Image: my estimate is early ‘66 but I can’t trace the source, shout it out in the comments if you know

I Feel Fine (Or Not)

In which I pull apart a Weltanschauung

*CW: suicide ideation*

German coming along, is it? LOL I learned that word years ago from The 25th Annual Putnam County Spelling Bee.

Good weekend, all. This is not a Beatles post; sorry to anyone who may feel misled. Today I’m wondering whether, or when, to say you’re fine if you’re not.

I talked a while back about the inherent limitations of asking how someone is doing, especially in English; that was a discussion of semantics, whereas this is a meditation on…emotics? (Nobody submit that to the OED, I’m going straight to Urban Dictionary.)

Recently I was prompted to remember a teacher at my old primary school. I was never in his class, but we all knew him. His sunny disposition was renowned throughout the building. Whenever you asked how he was doing, his invariable reply was “outstanding.”

An admirable approach; there’s much to be said for it. I would bet that he was not doing outstanding one hundred percent of the time—although he biked to and from school, which jacks up endorphin levels—but he certainly lifted others’ spirits, and probably his own, by saying so. At least one person was okay, or so the message went. In fact, you got the sense that if he was okay, the world was okay. The mystery, in my mind, is whether he managed to speak himself beyond a temporary mood-booster into a permanent sense of happiness.

I’m not saying you can be permanently happy. Life has its highs and lows, and you will inevitably experience corresponding emotions, and they will affect your worldview. Some highs or lows will last longer than others. But can you convince yourself that you are happy? Or trick your brain into thinking you are?

Let me lead you to where you likely guessed this was going: this approach, for the most part, has not served me. I’ve always had a pretty optimistic outlook (and been fortunate enough to live a life that supports that outlook), but I can tell when a ‘good’ mood is strained or disingenuous, and it doesn’t sit well. It feels like toxic positivity. I can’t manifest cheer if something is wrong. I can’t use a blanket word like outstanding and make it so. No amount of convincing or trickery can persuade me; these tactics usually make the situation worse.

And not for lack of trying. In late college I did go around saying “great!” when people asked, which only served to highlight in my own mind that I was anything but.

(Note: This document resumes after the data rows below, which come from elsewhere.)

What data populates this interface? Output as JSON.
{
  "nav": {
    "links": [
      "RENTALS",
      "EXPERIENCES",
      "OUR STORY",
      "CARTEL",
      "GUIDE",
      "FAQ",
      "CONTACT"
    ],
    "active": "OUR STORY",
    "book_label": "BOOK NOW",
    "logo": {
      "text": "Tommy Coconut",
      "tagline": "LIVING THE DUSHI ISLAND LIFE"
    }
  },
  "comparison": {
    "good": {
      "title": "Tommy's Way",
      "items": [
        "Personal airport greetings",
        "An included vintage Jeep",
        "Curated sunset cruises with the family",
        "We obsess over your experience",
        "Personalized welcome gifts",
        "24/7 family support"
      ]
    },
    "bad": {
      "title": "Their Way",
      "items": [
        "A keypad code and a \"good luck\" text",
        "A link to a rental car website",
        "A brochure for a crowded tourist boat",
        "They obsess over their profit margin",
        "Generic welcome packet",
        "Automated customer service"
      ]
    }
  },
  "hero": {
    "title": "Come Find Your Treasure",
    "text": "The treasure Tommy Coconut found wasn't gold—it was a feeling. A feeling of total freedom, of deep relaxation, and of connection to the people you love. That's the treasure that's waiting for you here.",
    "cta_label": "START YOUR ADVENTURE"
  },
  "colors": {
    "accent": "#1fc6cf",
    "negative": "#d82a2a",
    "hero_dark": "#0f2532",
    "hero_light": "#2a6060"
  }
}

I was overworking myself in efforts to wrap up my studies a semester early; I had the loosest of plans for what to do next; I took the stress out on my body, which felt more like a war zone than a home. The disconnect was glaring—I thought there must be someone itching to call me on my dishonesty with them and with myself. “Can’t you see how not great I am?” I wanted to shout. But I didn’t know how to do that, how to admit that I was carrying more than I could hold. The world at large was not great by any means either, and the stream of bad news didn’t help. It reached the point where, at the tail end of a frosty November, I experienced my first and only tangible suicide ideation. I was lucky to have a support system to rely on, with whom I could securely share these thoughts, and once I had the space to look back at the darkness and hopelessness and terrifying anxiety of that former state of mind I vowed to do whatever I could to keep from ending up in that place again.

What I can do most consistently is express my feelings openly and honestly. Not being melodramatic or excessive about it, but (for example) informing people when I’m not in the best of moods as a frame of reference for how I might behave toward them that day, or asking a trusted someone to help me put a problem into perspective. Just, you know, not resorting to the knee-jerk reaction of “great!” if that isn’t in fact true. And—mutually exclusive—foregoing the intrinsic impulse to appear chipper. Nice. Non-confrontational. I hardly enjoy confrontation; but I’ve learned that you can’t always be true to yourself or say what you really mean without causing some upset along the way.

Now, I don’t mean to suggest that you not think before you speak, or antagonize people for no reason, or spill the contents of your brain to anyone who will listen. This sounds straightforward but can prove hard to resist in the heat of the moment: I’ve had times where I was definitely inclined to react in anger or defensiveness but knew in hindsight that doing so wouldn’t have helped my case. I mean that if there’s something on your mind or in your heart that cannot be kept to yourself, whether for reasons of principle or safety, you have the right to take up the space you need to put it out there. That goes for all your interactions with everyone. Sometimes these things might not make you very popular, but you need to be willing to assess—and, if called for, take—that risk. For what it’s worth, I tend to regret the things I left unsaid more than the things I said. And the fact is that if you don’t speak up, the chances decrease of your getting what you need, whether that be material resources or respect/decency/support.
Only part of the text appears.